The Complaint at Large:
The plaintiffs allege that they (i) were placed on waiting lists at various Mitchell-Lama housing developments, (ii) paid non-refundable application fees, (iii) were never contacted about the availability of an apartment, and (iv) were unjustly removed from waiting lists without notice or explanation. The complaint further alleges that HPD failed to monitor and supervise these waiting lists and refers to a report produced by the Division of State Government Accountability (Report 2014-N-3) entitled “The Mitchell- Lama Program: Awarding Housing Units and Maintaining Waiting Lists” in support of such allegations. The class (meaning people who may join in this action) compromises of: all persons who any time after January 1, 2009 were placed on a waiting list and were subsequently removed from the waiting list without proper notice.
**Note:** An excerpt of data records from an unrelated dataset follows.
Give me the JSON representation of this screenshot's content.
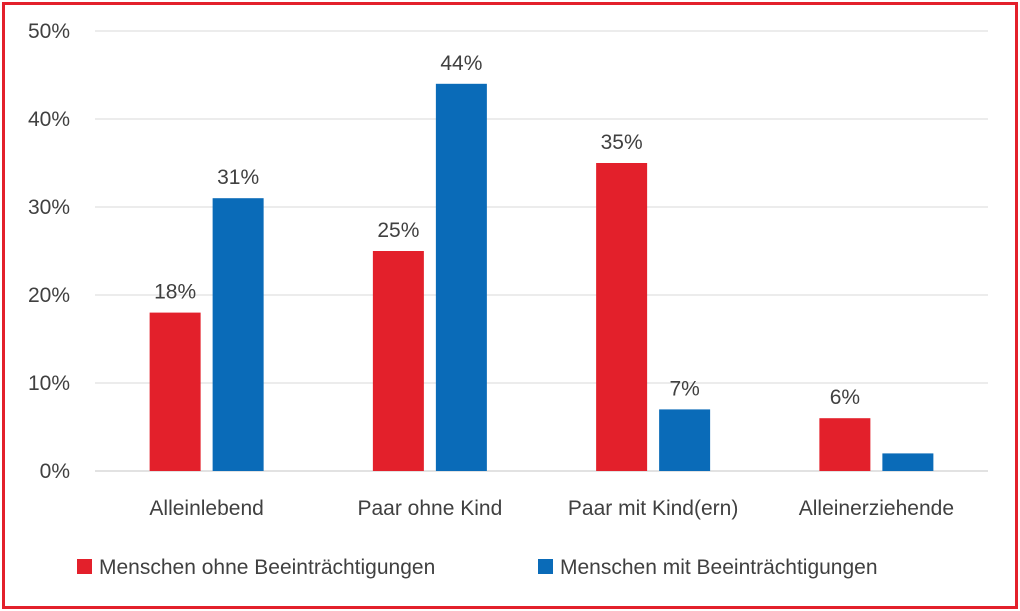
{
  "chart_data": {
    "type": "bar",
    "categories": [
      "Alleinlebend",
      "Paar ohne Kind",
      "Paar mit Kind(ern)",
      "Alleinerziehende"
    ],
    "series": [
      {
        "name": "Menschen ohne Beeinträchtigungen",
        "color": "#e3202b",
        "values": [
          18,
          25,
          35,
          6
        ],
        "labels": [
          "18%",
          "25%",
          "35%",
          "6%"
        ]
      },
      {
        "name": "Menschen mit Beeinträchtigungen",
        "color": "#0a6bb8",
        "values": [
          31,
          44,
          7,
          2
        ],
        "labels": [
          "31%",
          "44%",
          "7%",
          ""
        ]
      }
    ],
    "y_ticks": [
      "0%",
      "10%",
      "20%",
      "30%",
      "40%",
      "50%"
    ],
    "ylim": [
      0,
      50
    ],
    "grid": true,
    "legend_position": "bottom",
    "border_color": "#e3202b",
    "grid_color": "#d9d9d9"
  }
}
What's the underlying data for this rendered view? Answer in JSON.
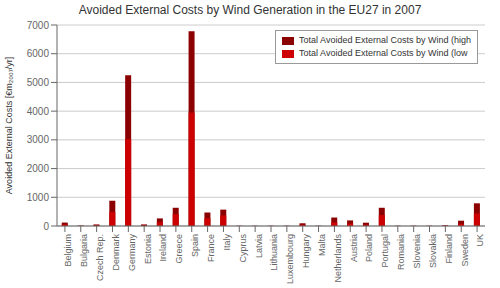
{
  "chart_data": {
    "type": "bar",
    "title": "Avoided External Costs by Wind Generation in the EU27 in 2007",
    "ylabel": "Avoided External Costs [€m₂₀₀₇/yr]",
    "categories": [
      "Belgium",
      "Bulgaria",
      "Czech Rep.",
      "Denmark",
      "Germany",
      "Estonia",
      "Ireland",
      "Greece",
      "Spain",
      "France",
      "Italy",
      "Cyprus",
      "Latvia",
      "Lithuania",
      "Luxembourg",
      "Hungary",
      "Malta",
      "Netherlands",
      "Austria",
      "Poland",
      "Portugal",
      "Romania",
      "Slovenia",
      "Slovakia",
      "Finland",
      "Sweden",
      "UK"
    ],
    "series": [
      {
        "name": "Total Avoided External Costs by Wind (high",
        "color": "#8b0000",
        "values": [
          120,
          15,
          55,
          880,
          5250,
          55,
          265,
          635,
          6780,
          470,
          570,
          8,
          8,
          8,
          8,
          95,
          8,
          295,
          195,
          115,
          635,
          8,
          8,
          8,
          25,
          185,
          790
        ]
      },
      {
        "name": "Total Avoided External Costs by Wind (low",
        "color": "#cc0000",
        "values": [
          55,
          5,
          20,
          490,
          3020,
          20,
          130,
          415,
          3950,
          270,
          365,
          3,
          3,
          3,
          3,
          45,
          3,
          125,
          85,
          48,
          380,
          3,
          3,
          3,
          6,
          75,
          440
        ]
      }
    ],
    "ylim": [
      0,
      7000
    ],
    "yticks": [
      0,
      1000,
      2000,
      3000,
      4000,
      5000,
      6000,
      7000
    ],
    "grid": true,
    "legend": "upper right"
  }
}
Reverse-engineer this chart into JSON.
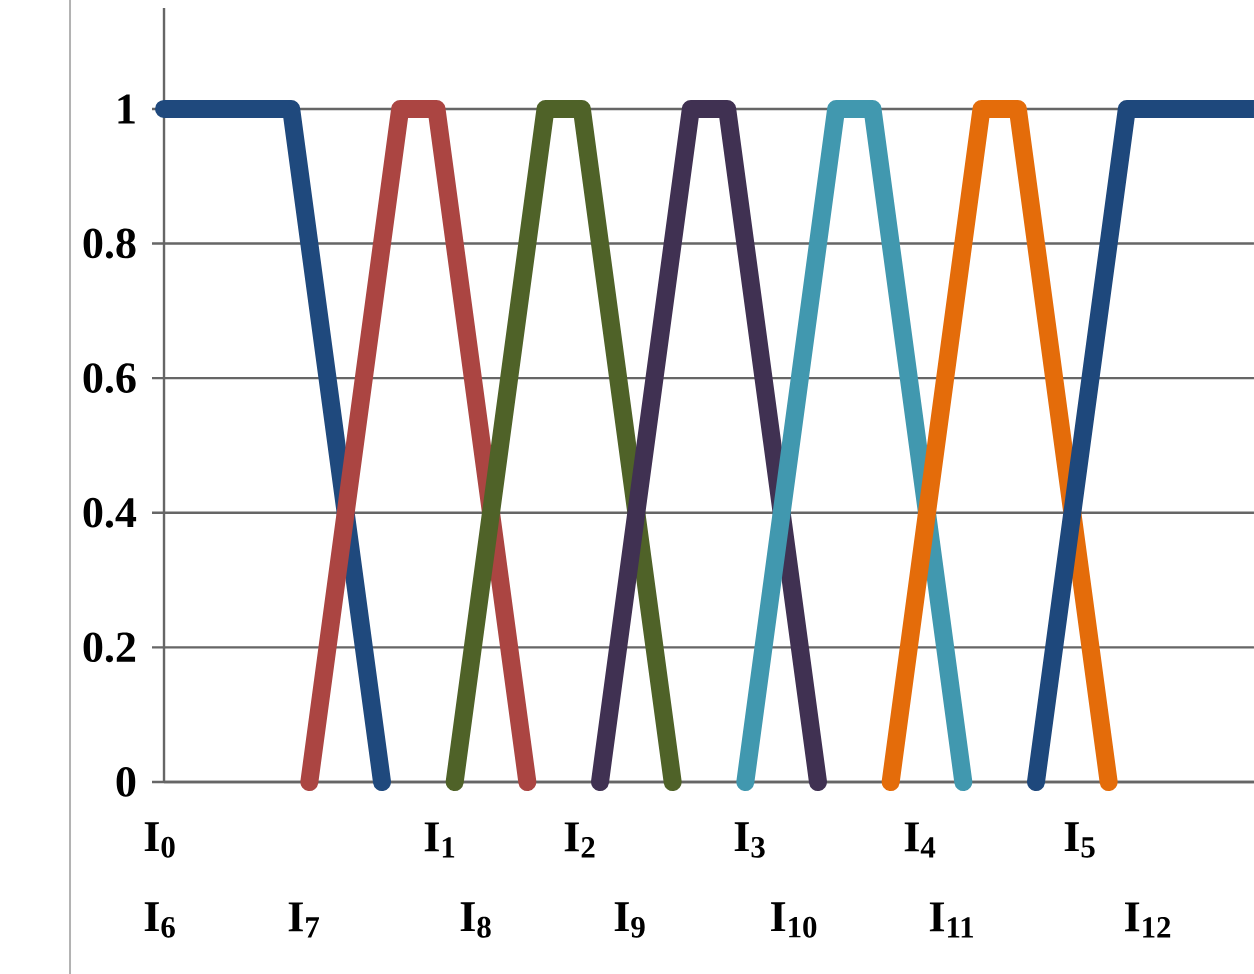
{
  "chart_data": {
    "type": "line",
    "ylim": [
      0,
      1.15
    ],
    "yticks": [
      0,
      0.2,
      0.4,
      0.6,
      0.8,
      1
    ],
    "tick_labels": "y",
    "categories": [
      null,
      null,
      null,
      null,
      null,
      null,
      null,
      null,
      null,
      null,
      null,
      null,
      null,
      null,
      null,
      null,
      null,
      null,
      null,
      null,
      null,
      null,
      null,
      null,
      null,
      null,
      null,
      null,
      null,
      null,
      null,
      null,
      null,
      null,
      null,
      null,
      null,
      null,
      null,
      null,
      null,
      null,
      null,
      null,
      null,
      null,
      null,
      null,
      null,
      null,
      null,
      null,
      null,
      null,
      null,
      null,
      null,
      null,
      null,
      null,
      null
    ],
    "annotations": [
      "I$_{0}$",
      "I$_{1}$",
      "I$_{2}$",
      "I$_{3}$",
      "I$_{4}$",
      "I$_{5}$",
      "I$_{6}$",
      "I$_{7}$",
      "I$_{8}$",
      "I$_{9}$",
      "I$_{10}$",
      "I$_{11}$",
      "I$_{12}$"
    ],
    "grid": "y",
    "marker": "none",
    "line_style": "solid",
    "series": [
      {
        "color": "#1f497d",
        "values": [
          1,
          null,
          null,
          null,
          null,
          null,
          null,
          1,
          null,
          null,
          null,
          null,
          0,
          null,
          null,
          null,
          null,
          null,
          null,
          null,
          null,
          null,
          null,
          null,
          null,
          null,
          null,
          null,
          null,
          null,
          null,
          null,
          null,
          null,
          null,
          null,
          null,
          null,
          null,
          null,
          null,
          null,
          null,
          null,
          null,
          null,
          null,
          null,
          null,
          null,
          null,
          null,
          null,
          null,
          null,
          null,
          null,
          null,
          null,
          null,
          null
        ]
      },
      {
        "color": "#ab4542",
        "values": [
          null,
          null,
          null,
          null,
          null,
          null,
          null,
          null,
          0,
          null,
          null,
          null,
          null,
          1,
          null,
          1,
          null,
          null,
          null,
          null,
          0,
          null,
          null,
          null,
          null,
          null,
          null,
          null,
          null,
          null,
          null,
          null,
          null,
          null,
          null,
          null,
          null,
          null,
          null,
          null,
          null,
          null,
          null,
          null,
          null,
          null,
          null,
          null,
          null,
          null,
          null,
          null,
          null,
          null,
          null,
          null,
          null,
          null,
          null,
          null,
          null
        ]
      },
      {
        "color": "#4f6228",
        "values": [
          null,
          null,
          null,
          null,
          null,
          null,
          null,
          null,
          null,
          null,
          null,
          null,
          null,
          null,
          null,
          null,
          0,
          null,
          null,
          null,
          null,
          1,
          null,
          1,
          null,
          null,
          null,
          null,
          0,
          null,
          null,
          null,
          null,
          null,
          null,
          null,
          null,
          null,
          null,
          null,
          null,
          null,
          null,
          null,
          null,
          null,
          null,
          null,
          null,
          null,
          null,
          null,
          null,
          null,
          null,
          null,
          null,
          null,
          null,
          null,
          null
        ]
      },
      {
        "color": "#403152",
        "values": [
          null,
          null,
          null,
          null,
          null,
          null,
          null,
          null,
          null,
          null,
          null,
          null,
          null,
          null,
          null,
          null,
          null,
          null,
          null,
          null,
          null,
          null,
          null,
          null,
          0,
          null,
          null,
          null,
          null,
          1,
          null,
          1,
          null,
          null,
          null,
          null,
          0,
          null,
          null,
          null,
          null,
          null,
          null,
          null,
          null,
          null,
          null,
          null,
          null,
          null,
          null,
          null,
          null,
          null,
          null,
          null,
          null,
          null,
          null,
          null,
          null
        ]
      },
      {
        "color": "#4198af",
        "values": [
          null,
          null,
          null,
          null,
          null,
          null,
          null,
          null,
          null,
          null,
          null,
          null,
          null,
          null,
          null,
          null,
          null,
          null,
          null,
          null,
          null,
          null,
          null,
          null,
          null,
          null,
          null,
          null,
          null,
          null,
          null,
          null,
          0,
          null,
          null,
          null,
          null,
          1,
          null,
          1,
          null,
          null,
          null,
          null,
          0,
          null,
          null,
          null,
          null,
          null,
          null,
          null,
          null,
          null,
          null,
          null,
          null,
          null,
          null,
          null,
          null
        ]
      },
      {
        "color": "#e46c0a",
        "values": [
          null,
          null,
          null,
          null,
          null,
          null,
          null,
          null,
          null,
          null,
          null,
          null,
          null,
          null,
          null,
          null,
          null,
          null,
          null,
          null,
          null,
          null,
          null,
          null,
          null,
          null,
          null,
          null,
          null,
          null,
          null,
          null,
          null,
          null,
          null,
          null,
          null,
          null,
          null,
          null,
          0,
          null,
          null,
          null,
          null,
          1,
          null,
          1,
          null,
          null,
          null,
          null,
          0,
          null,
          null,
          null,
          null,
          null,
          null,
          null,
          null
        ]
      },
      {
        "color": "#1e487c",
        "values": [
          null,
          null,
          null,
          null,
          null,
          null,
          null,
          null,
          null,
          null,
          null,
          null,
          null,
          null,
          null,
          null,
          null,
          null,
          null,
          null,
          null,
          null,
          null,
          null,
          null,
          null,
          null,
          null,
          null,
          null,
          null,
          null,
          null,
          null,
          null,
          null,
          null,
          null,
          null,
          null,
          null,
          null,
          null,
          null,
          null,
          null,
          null,
          null,
          0,
          null,
          null,
          null,
          null,
          1,
          null,
          null,
          null,
          null,
          null,
          null,
          1
        ]
      }
    ]
  }
}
The complaint only alleges one count for relief: violation of due process, that is that each plaintiff acquired a property interest in their place on the waiting list and right to an apartment once they (the plaintiff) reached the top of the list, but were deprived of this property interest without sufficient notice or an opportunity to be heard and that they were thus deprived of a property interest without due process. We believe HPD and the other named defendants will dispute the allegations.
Plaintiff Adrian Salas and his alleged experience with the “Cadman Towers” Waiting List:
The Report 2014-N-3 dated July 2015 focused on three developments, one of which was named as Cadman Towers (a 421-unit Mitchell-Lama located in Brooklyn) but the Complaint interchangeably uses Cadman Towers and Cadman Plaza North. However, Plaintiff Mr. Salas’s claims appear to relate to the waiting list at Cadman Plaza North. KLL confirmed that Mr. Salas’s name appears at Number 291 on CPN’s third one- bedroom waitlist (from the October 23, 2009 lottery) with a notation indicating that his application fee was not received. Mr. Salas alleges that he submitted an application for a 1-bedroom apartment at Cadman Towers in 2009, paid the application fee and that the notation was inaccurate and he should remain on the waiting list as an eligible applicant. Management advises they have not reached this list, so even if Mr. Salas is correct, he has not yet suffered any loss or consequence. The Complaint, either intentionally or mistakenly intertwines Cadman Towers and Cadman Plaza North. There are also allegations relating to two apartments of other improprieties relating to occupants’ qualifications in relation to income.
The Complaint focuses upon HPD’s alleged failure to (i) ensure that applicants are offered apartments in the order in which they were placed on the waiting lists, (ii) assure that applicants receive notification prior to being removed from waiting lists, and (iii) assure that applicants are not improperly removed from waiting lists. We thought it prudent to advise the Board of the allegations raised. Cadman Plaza North is just one of 17 city-supervised Mitchell-Lama developments discussed in the Complaint. Cadman Plaza North is not a defendant. There is no need for Cadman Plaza North to take any action in relating to this complaint. We will continue to monitor the proceeding and recommend that CPN continue (as it has been) to investigate complaints of non-primary residence, follow the process for succession rights applications, and offer apartments pursuant to the applicable waiting lists.
If you have any questions regarding the above, please let us know. Thank you.